Small Business Finance News
Small Businesses Fight To Retain Government Support For Export Financing
Written by Tim Morral
Big and small businesses are urging Congress to renew the U.S. Export-Import Banks' charter that expires on September 30. If it's not renewed, some say the effects could be detrimental for businesses.
The Export-Import Bank will have to discontinue business if its charter is not renewed on September 30 and Congress currently stands divided on the issue.
The bank is a credit agency that helps American companies finance and insure foreign purchases of exports made in the U.S. It was responsible for about $27 billion in business last year and is involved with about 2 percent of U.S. exports. In 2013, it provided $37.4 billion to support 205,000 export-dependent jobs.
"The Export-Import Bank is an essential tool in enabling American manufacturers to access and compete in foreign markets-supporting thousands of small businesses and more than 200,000 jobs across the country," said Nancy Pelosi, House Minority Leader. "Further, the Export-Import Bank is fiscally responsible by operating at no cost to the taxpayers, paying for itself out of the fees it collects."
According to bank's Chairman, Fred Hochberg, 23 to 24 percent of small businesses have been helped by the bank. "We're there when the private sector can't or won't," Hochberg said.
The leading opposition of the bank is Jeb Hensarling, head of the House Financial Services Committee, who said he wants to shut down the Bank because it's "a bad idea."
"In many respects, it's the face of cronyism," Hensarling said in a statement.
Hensarling believes the bank is mismanaged and provides subsidies to foreign companies that undercut U.S. businesses. He is backed by Tea Party groups, such as Club for Growth, Heritage Action and the Koch brothers.

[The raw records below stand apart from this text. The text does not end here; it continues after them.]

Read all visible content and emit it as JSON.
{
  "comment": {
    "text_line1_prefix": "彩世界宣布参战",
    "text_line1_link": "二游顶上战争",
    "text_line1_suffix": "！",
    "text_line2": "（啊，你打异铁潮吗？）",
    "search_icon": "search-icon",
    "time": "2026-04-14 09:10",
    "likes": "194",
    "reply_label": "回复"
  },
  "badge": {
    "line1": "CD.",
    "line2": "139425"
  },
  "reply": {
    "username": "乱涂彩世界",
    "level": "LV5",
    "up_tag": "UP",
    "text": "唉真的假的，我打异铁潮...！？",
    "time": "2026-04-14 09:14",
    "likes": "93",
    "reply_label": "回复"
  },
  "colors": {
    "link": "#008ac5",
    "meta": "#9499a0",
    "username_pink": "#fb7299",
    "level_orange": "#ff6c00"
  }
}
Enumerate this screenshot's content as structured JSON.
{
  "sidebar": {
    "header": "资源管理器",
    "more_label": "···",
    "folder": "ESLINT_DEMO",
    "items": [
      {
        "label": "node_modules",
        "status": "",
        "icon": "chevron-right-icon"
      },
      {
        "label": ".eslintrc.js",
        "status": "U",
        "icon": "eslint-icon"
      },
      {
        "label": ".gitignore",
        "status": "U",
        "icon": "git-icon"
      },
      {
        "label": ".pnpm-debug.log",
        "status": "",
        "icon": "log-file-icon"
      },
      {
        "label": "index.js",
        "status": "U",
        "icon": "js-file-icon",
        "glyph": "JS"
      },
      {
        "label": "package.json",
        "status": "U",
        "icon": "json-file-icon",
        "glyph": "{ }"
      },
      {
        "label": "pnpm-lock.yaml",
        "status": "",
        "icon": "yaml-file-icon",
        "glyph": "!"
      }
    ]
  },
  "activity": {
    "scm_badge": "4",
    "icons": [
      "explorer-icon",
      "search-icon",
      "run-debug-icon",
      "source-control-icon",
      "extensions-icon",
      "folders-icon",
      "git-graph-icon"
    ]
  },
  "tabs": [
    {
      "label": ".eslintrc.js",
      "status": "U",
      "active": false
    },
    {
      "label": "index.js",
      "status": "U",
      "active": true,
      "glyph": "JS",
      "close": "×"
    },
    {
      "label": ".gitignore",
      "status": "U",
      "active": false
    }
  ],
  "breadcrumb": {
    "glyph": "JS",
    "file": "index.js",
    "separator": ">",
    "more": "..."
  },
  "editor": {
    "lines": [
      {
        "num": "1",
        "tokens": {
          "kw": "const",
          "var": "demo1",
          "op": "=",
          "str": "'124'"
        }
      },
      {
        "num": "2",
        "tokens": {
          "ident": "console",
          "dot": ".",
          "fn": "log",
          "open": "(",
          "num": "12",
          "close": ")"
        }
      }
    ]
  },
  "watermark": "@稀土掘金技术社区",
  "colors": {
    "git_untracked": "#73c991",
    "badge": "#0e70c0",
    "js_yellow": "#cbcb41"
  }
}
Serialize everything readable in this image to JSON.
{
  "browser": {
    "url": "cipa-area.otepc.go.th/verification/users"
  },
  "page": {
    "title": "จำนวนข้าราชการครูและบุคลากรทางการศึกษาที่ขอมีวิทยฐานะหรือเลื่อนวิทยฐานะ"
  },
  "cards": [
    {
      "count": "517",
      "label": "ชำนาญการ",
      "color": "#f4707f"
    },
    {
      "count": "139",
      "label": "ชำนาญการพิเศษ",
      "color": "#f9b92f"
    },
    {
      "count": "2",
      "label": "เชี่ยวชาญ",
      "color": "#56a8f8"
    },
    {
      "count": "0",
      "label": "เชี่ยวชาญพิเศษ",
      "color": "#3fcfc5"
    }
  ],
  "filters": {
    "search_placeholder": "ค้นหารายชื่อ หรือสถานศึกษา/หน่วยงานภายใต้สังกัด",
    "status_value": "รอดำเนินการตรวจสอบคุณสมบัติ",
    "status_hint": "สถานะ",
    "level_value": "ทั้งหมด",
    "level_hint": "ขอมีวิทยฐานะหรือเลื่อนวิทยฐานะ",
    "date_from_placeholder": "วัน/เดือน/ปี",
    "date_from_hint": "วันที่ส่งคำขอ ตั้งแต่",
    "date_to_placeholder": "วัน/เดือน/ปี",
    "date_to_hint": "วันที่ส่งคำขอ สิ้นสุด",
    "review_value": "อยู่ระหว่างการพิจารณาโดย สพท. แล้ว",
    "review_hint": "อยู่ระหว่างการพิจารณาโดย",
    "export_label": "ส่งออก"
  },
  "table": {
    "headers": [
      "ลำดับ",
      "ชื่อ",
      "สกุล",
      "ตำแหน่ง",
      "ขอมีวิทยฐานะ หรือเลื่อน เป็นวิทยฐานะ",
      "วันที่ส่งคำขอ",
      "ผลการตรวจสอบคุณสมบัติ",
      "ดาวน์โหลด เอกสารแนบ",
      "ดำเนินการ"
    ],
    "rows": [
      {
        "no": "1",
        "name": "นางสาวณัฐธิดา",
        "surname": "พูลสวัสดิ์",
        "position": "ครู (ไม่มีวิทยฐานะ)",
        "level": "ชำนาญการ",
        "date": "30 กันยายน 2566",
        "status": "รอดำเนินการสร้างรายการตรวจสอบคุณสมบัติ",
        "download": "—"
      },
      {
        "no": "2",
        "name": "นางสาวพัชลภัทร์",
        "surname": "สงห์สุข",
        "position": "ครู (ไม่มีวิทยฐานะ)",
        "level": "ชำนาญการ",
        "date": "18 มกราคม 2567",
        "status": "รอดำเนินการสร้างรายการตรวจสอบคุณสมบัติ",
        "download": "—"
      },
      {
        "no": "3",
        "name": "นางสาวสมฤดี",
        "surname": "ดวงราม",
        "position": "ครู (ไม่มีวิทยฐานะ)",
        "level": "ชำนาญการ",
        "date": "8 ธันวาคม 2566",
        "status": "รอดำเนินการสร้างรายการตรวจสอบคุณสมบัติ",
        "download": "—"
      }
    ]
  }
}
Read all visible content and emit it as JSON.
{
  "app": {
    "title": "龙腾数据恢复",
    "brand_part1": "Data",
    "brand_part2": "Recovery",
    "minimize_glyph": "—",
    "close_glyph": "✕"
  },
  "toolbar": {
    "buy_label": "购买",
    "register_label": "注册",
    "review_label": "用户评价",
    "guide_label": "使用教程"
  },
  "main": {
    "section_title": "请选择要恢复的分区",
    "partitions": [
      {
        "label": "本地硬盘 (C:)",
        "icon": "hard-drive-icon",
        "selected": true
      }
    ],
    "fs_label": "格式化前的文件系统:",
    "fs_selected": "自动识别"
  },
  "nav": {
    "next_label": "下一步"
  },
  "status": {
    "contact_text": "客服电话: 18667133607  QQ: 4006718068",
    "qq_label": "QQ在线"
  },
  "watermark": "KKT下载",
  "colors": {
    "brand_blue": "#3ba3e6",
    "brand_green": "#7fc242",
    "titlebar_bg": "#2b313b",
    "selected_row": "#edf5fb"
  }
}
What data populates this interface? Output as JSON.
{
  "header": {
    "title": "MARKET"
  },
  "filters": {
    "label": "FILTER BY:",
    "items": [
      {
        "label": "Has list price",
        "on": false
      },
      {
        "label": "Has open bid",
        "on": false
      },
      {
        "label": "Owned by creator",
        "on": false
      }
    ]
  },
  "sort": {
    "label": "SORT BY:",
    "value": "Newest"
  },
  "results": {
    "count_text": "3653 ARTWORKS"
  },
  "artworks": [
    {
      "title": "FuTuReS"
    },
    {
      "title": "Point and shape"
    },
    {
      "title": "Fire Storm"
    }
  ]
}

The Bank is also accused of being guilty of corporate welfare because it provides benefits to Wall Street and giant corporations like Boeing, General Electric and Caterpillar, which are guaranteed loans below the market rate through the bank.
However, Senior Director of International Policy for the U.S. Chamber of Commerce Chris Wenk said that companies like Boeing are a part of a long business chain.
"What people lose sight of is, you are looking at a large company that makes airplanes for example, but there are thousands of suppliers that go into making that product," Wenk said.
Boeing-related sales have received the largest amount of money from the bank and about 90 percent of the transactions went to support exports by small businesses and their supply chains.
In small business banking, choosing the right lender and bank is crucial. As the future remains unclear for some banks, it's important to weigh your risks and rewards to continue to make the safest choice for your business and your future.